Adrian's eyes scanned the room, his mind a cold, calculating machine.

He saw his opportunity.

A serving girl, harassed and overworked, placed a large tray of refilled drinks on a side table before rushing to another shouting customer.

Perfect.

He slipped from behind the tapestry, a shadow detaching from other shadows.

He moved with a purpose that made him invisible to the drunken patrons.

He passed the tray.

His hand was a blur.

A small, corked vial, no bigger than his thumb, appeared in his palm. He uncorked it with a flick of his thumbnail, the sound lost in the tavern's din.

He tilted it over Valerius's personal, jewel-encrusted goblet.

A single, clear drop fell into the dark red wine.

The poison was a masterpiece. A gift from the Crimson Syndicate's most skilled alchemist.

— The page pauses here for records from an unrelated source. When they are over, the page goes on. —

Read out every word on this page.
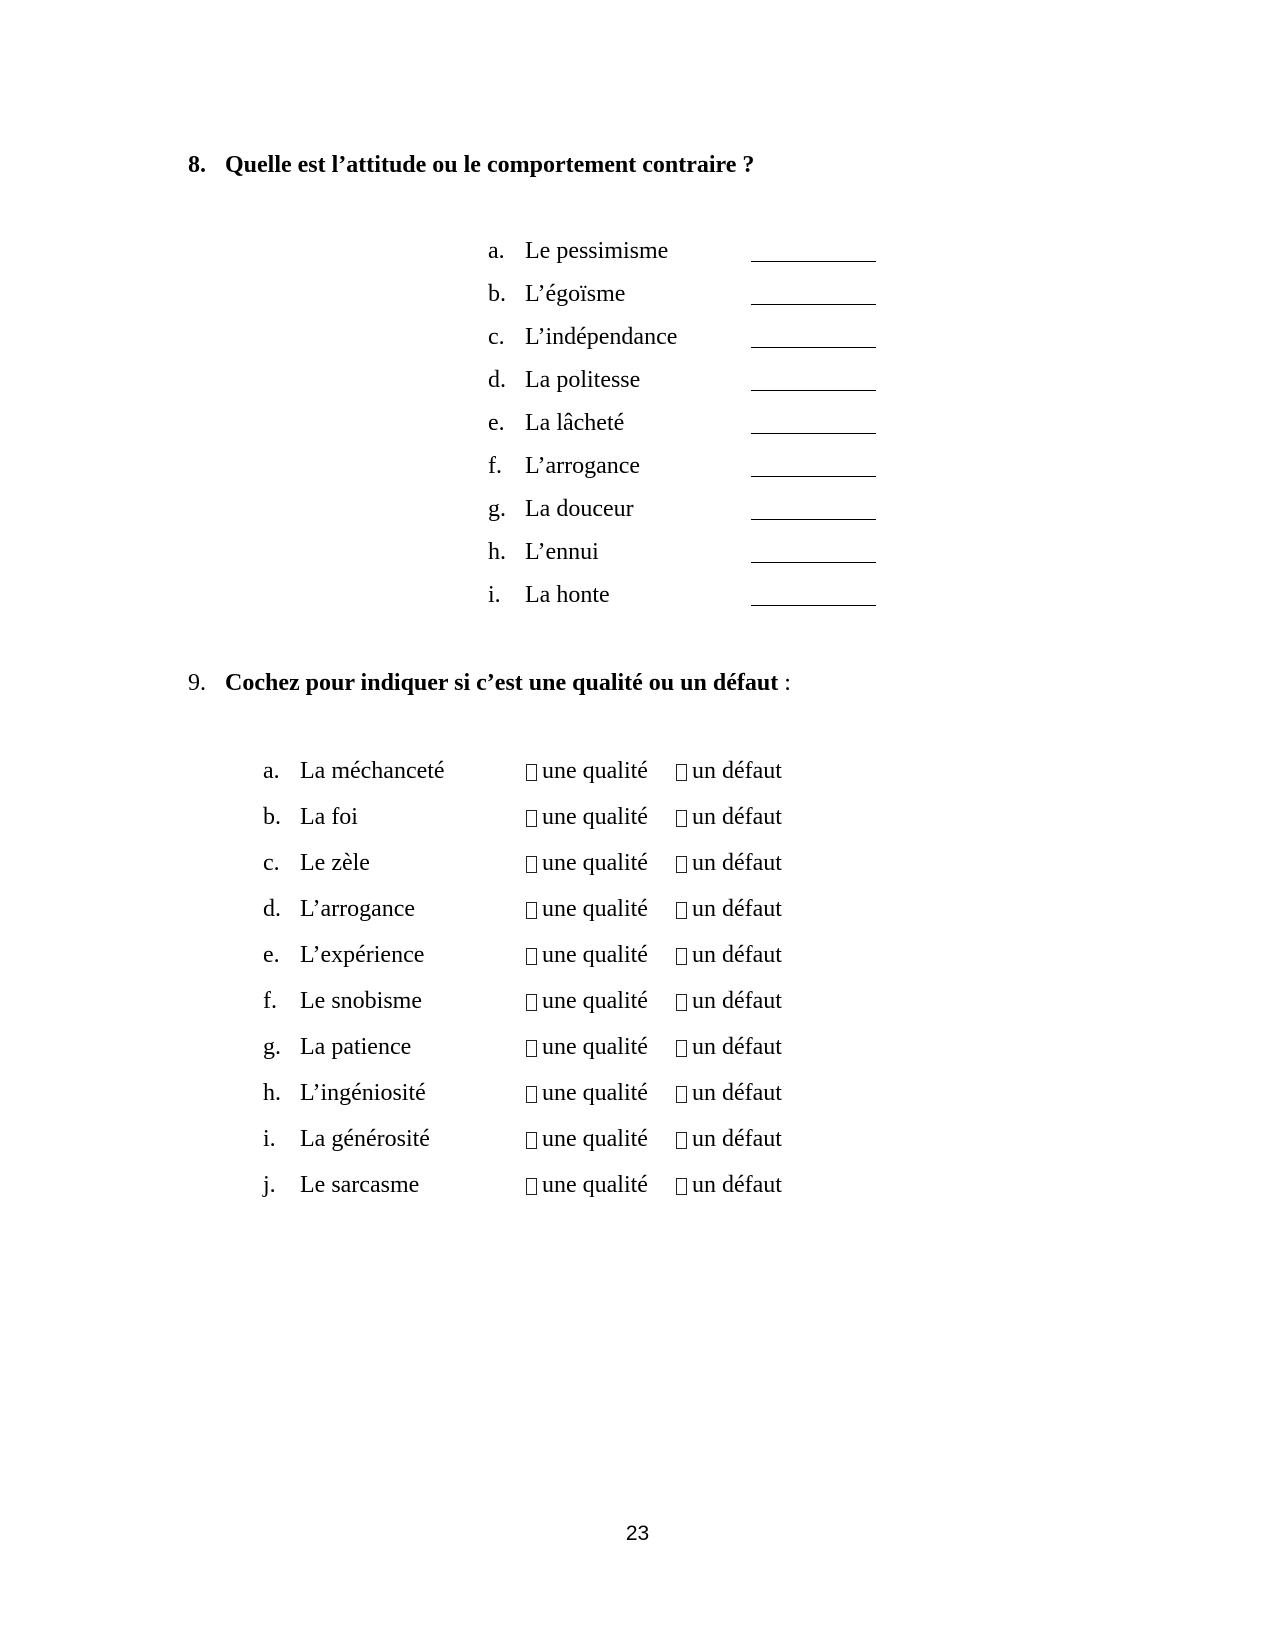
8. Quelle est l’attitude ou le comportement contraire ?
a. Le pessimisme
b. L’égoïsme
c. L’indépendance
d. La politesse
e. La lâcheté
f. L’arrogance
g. La douceur
h. L’ennui
i. La honte
9. Cochez pour indiquer si c’est une qualité ou un défaut :
a. La méchanceté	une qualité un défaut
b. La foi	une qualité un défaut
c. Le zèle	une qualité un défaut
d. L’arrogance	une qualité un défaut
e. L’expérience	une qualité un défaut
f. Le snobisme	une qualité un défaut
g. La patience	une qualité un défaut
h. L’ingéniosité	une qualité un défaut
i. La générosité	une qualité un défaut
j. Le sarcasme	une qualité un défaut
23
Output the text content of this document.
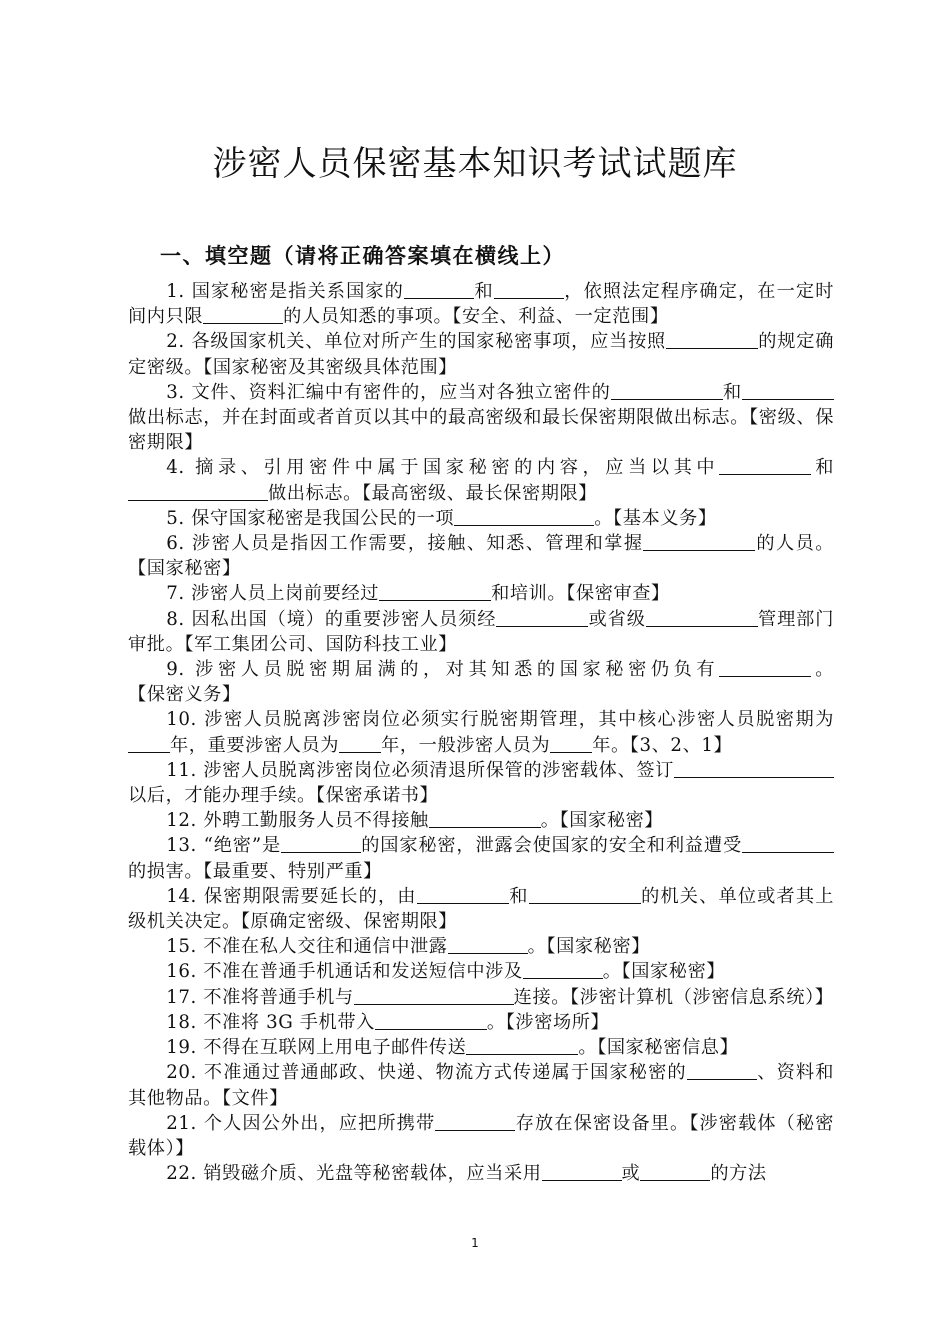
涉密人员保密基本知识考试试题库
一、填空题（请将正确答案填在横线上）

1. 国家秘密是指关系国家的	和	，依照法定程序确定，在一定时间内只限	的人员知悉的事项。【安全、利益、一定范围】

2. 各级国家机关、单位对所产生的国家秘密事项，应当按照	的规定确定密级。【国家秘密及其密级具体范围】

3. 文件、资料汇编中有密件的，应当对各独立密件的	和做出标志，并在封面或者首页以其中的最高密级和最长保密期限做出标志。【密级、保密期限】

4. 摘录、引用密件中属于国家秘密的内容，应当以其中	和做出标志。【最高密级、最长保密期限】

5. 保守国家秘密是我国公民的一项	。【基本义务】

6. 涉密人员是指因工作需要，接触、知悉、管理和掌握	的人员。【国家秘密】

7. 涉密人员上岗前要经过	和培训。【保密审查】

8. 因私出国（境）的重要涉密人员须经	或省级	管理部门审批。【军工集团公司、国防科技工业】

9. 涉密人员脱密期届满的，对其知悉的国家秘密仍负有	。【保密义务】

10. 涉密人员脱离涉密岗位必须实行脱密期管理，其中核心涉密人员脱密期为年，重要涉密人员为 年，一般涉密人员为 年。【3、2、1】

11. 涉密人员脱离涉密岗位必须清退所保管的涉密载体、签订以后，才能办理手续。【保密承诺书】

12. 外聘工勤服务人员不得接触	。【国家秘密】

13. “绝密”是	的国家秘密，泄露会使国家的安全和利益遭受的损害。【最重要、特别严重】

14. 保密期限需要延长的，由	和	的机关、单位或者其上级机关决定。【原确定密级、保密期限】

15. 不准在私人交往和通信中泄露	。【国家秘密】

16. 不准在普通手机通话和发送短信中涉及	。【国家秘密】

17. 不准将普通手机与	连接。【涉密计算机（涉密信息系统）】

18. 不准将 3G 手机带入	。【涉密场所】

19. 不得在互联网上用电子邮件传送	。【国家秘密信息】

20. 不准通过普通邮政、快递、物流方式传递属于国家秘密的	、资料和其他物品。【文件】

21. 个人因公外出，应把所携带	存放在保密设备里。【涉密载体（秘密载体）】

22. 销毁磁介质、光盘等秘密载体，应当采用	或	的方法

1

It was called "The Traitor's Kiss."

Colorless. Odorless. Utterly lethal.

A gift he had paid for with the blood of three of the Syndicate's enemies.

He retreated, melting back into the shadows near the entrance.

And he watched.

He waited.

Valerius, his story finished, grabbed his goblet. He raised it high, wine sloshing over the sides.

"A toast!" he roared. "To the Adamantine Order! And to dead wolves!"

The room roared its approval.

As Valerius brought the cup to his lips, his gaze swept across the room, a conqueror surveying his domain.

For a fraction of a second, his eyes met Adrian's.

He frowned. A flicker of confusion crossed his fat face. There was something familiar about the boy standing in the shadows. The mismatched eyes. The cold intensity.

Have I seen this boy before?

It was the last coherent thought Captain Valerius ever had.

He drank. Deeply.

For a moment, nothing. He slammed the goblet down on the table, laughing.

Then the laugh caught in his throat.

His eyes widened, the arrogance replaced by a sudden, stark terror. He clutched at his chest, then his throat.